Diese Entscheidung kann ich nicht treffen. Ich war Schauspieler am Theater, der nicht die Absicht hatte, Filme zu machen. Aber es hatte Angebote gegeben und ich habe mich sehr gefreut, das machen zu dürfen. Und auch mir ist es nicht verborgen geblieben, dass man eine internationale Karriere, so man sie will, nur mit Film machen kann. 
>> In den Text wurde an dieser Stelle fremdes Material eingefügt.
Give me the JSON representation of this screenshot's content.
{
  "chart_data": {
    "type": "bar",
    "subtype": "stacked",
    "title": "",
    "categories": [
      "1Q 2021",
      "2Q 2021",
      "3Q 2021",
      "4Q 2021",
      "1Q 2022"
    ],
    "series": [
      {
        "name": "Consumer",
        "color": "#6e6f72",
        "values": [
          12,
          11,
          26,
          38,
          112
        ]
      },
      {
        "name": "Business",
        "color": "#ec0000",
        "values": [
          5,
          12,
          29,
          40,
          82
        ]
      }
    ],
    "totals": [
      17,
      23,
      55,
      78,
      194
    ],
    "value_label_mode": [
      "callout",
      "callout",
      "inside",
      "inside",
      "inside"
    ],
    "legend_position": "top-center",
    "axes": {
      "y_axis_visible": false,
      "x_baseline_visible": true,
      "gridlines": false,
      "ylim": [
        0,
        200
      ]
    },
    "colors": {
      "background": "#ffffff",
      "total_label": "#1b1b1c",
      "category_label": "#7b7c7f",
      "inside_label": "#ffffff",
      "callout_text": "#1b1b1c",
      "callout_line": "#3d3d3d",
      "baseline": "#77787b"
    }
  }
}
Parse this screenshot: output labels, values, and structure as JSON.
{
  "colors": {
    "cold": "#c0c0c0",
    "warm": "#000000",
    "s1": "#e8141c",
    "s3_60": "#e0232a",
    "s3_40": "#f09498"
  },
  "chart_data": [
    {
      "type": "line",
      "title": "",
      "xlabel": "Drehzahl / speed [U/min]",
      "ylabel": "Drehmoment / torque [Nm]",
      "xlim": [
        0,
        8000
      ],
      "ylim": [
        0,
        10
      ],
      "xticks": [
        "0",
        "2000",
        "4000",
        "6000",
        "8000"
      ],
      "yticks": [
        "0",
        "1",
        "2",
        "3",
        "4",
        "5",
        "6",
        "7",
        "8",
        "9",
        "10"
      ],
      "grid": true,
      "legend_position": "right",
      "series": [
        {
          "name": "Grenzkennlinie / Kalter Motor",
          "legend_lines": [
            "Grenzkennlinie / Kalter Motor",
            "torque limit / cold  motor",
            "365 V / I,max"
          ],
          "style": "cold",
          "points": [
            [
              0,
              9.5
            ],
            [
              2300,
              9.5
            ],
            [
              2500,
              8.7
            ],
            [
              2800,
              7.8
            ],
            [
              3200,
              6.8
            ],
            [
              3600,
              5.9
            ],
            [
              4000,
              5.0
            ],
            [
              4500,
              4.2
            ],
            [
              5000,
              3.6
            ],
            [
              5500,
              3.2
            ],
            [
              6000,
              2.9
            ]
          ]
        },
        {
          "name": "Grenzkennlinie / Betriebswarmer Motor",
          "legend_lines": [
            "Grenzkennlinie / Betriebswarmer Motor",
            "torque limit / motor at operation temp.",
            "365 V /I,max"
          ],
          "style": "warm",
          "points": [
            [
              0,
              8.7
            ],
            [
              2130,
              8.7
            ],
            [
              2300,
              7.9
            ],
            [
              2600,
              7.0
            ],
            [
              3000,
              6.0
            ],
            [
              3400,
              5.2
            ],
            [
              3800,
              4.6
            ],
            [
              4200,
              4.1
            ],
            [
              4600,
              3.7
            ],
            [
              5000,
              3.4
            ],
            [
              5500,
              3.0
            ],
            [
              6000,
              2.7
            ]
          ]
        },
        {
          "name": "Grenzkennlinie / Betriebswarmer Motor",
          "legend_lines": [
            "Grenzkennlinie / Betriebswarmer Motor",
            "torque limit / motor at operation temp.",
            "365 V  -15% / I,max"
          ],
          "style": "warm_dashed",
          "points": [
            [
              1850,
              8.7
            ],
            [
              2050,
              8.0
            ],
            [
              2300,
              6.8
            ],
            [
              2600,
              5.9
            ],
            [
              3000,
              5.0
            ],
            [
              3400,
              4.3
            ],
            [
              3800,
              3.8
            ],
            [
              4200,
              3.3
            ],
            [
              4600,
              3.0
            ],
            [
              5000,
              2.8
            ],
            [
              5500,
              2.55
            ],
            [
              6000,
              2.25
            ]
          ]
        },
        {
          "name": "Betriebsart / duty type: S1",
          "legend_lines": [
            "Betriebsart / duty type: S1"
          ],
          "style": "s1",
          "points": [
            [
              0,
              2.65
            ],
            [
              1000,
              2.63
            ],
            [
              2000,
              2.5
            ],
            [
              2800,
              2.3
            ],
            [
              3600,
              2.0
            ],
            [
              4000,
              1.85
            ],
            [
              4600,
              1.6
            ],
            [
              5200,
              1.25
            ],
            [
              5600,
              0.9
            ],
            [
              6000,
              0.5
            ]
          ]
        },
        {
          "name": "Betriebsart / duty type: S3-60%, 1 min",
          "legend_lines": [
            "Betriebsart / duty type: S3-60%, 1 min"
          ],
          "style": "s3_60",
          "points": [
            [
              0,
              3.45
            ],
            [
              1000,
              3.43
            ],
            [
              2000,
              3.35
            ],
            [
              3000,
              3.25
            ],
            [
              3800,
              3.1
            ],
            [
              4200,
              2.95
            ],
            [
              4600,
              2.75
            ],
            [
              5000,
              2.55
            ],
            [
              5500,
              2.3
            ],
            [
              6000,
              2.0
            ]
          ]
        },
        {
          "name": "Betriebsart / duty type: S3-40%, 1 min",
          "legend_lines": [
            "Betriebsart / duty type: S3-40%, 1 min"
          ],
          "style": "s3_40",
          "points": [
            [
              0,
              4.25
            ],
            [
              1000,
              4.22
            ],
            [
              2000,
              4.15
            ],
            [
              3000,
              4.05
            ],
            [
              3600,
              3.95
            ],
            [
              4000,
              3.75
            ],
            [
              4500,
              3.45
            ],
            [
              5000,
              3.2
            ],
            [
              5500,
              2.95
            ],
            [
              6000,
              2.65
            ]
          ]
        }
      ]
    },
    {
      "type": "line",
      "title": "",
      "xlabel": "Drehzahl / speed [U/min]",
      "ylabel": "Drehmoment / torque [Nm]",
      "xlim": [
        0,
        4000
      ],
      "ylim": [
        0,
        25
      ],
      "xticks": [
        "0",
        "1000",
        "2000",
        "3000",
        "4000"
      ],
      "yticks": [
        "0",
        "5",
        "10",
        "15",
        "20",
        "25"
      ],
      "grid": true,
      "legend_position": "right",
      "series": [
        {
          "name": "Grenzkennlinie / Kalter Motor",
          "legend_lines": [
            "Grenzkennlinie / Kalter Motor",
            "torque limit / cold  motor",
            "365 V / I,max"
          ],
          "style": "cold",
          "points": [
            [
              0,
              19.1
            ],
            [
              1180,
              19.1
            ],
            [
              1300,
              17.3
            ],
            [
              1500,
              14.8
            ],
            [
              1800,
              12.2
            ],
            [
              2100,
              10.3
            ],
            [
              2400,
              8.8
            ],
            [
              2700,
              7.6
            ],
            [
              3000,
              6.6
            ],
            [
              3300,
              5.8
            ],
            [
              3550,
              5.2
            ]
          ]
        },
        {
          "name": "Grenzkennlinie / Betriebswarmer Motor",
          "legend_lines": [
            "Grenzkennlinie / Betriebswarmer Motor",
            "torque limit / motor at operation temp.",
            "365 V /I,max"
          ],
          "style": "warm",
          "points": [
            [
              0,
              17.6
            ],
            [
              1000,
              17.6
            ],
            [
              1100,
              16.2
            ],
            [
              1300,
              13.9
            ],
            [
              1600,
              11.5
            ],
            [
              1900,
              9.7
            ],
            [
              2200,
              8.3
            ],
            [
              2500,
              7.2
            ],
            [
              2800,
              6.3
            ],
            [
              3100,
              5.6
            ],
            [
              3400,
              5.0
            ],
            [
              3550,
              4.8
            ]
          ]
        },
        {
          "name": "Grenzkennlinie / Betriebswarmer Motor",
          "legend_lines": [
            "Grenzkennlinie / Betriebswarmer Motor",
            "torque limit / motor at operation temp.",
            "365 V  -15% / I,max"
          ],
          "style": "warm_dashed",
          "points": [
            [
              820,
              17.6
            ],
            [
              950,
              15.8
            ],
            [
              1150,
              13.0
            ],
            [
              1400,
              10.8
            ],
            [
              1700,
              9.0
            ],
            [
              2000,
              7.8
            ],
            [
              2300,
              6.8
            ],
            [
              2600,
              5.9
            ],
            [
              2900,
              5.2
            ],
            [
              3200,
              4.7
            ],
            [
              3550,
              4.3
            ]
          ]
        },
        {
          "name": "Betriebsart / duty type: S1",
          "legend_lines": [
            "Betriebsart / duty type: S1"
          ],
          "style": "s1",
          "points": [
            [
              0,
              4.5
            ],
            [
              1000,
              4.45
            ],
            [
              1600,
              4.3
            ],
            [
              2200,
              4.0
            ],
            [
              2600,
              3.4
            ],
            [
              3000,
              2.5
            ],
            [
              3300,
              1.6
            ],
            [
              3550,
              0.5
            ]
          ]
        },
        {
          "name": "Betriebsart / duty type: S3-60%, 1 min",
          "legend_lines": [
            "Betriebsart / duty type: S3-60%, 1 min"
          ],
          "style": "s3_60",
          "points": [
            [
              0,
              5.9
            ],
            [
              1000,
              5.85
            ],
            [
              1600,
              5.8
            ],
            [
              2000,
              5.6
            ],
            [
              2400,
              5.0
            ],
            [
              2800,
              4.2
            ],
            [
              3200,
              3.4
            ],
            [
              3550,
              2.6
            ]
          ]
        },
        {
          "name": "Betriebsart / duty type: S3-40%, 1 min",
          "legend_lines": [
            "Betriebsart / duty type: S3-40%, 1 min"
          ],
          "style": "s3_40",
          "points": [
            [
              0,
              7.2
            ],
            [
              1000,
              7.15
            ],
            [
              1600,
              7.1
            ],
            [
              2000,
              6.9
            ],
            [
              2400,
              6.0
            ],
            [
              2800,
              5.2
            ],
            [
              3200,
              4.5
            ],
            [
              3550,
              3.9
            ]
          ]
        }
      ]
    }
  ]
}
Gibt es Engagements, die Sie bereuen?

Eigentlich nicht. Ich hatte mit all meinen Arbeiten, das muss ich sagen, wirklich großes Glück. Von Anfang an. Wenn ich mich mit einem Stoff bekannt mache, bin ich sofort mit dem, der ihn geschrieben hat, in Kontakt. Auch wenn er Shakespeare heißt. Willy, wie hast du dir das gedacht? Mit meinen Schülern am Max Reinhardt Seminar nannten wir ihn übrigens so. So kommt man dem Text näher. Bis ich sehe, ob es eine Möglichkeit gibt, wo ich mich im Stück wiederfinden kann. Wenn es die nicht gab, habe ich es eher zurückgelegt. 

Was ist der wichtigste Tipp, den Sie Ihren Studenten geben?

Geht’s jeden Tag ins Theater und die Oper, schaut’s Filme an. Geht’s ins Konzert. Interessiert euch für Kunst und Kultur. Für das, was in Zeitungen steht. Euch muss klar sein, in welcher Gesellschaft ihr lebt. Erst dann können wir darüber reden, welches Stück wir aussuchen und schauen, welches Handwerk man dafür braucht.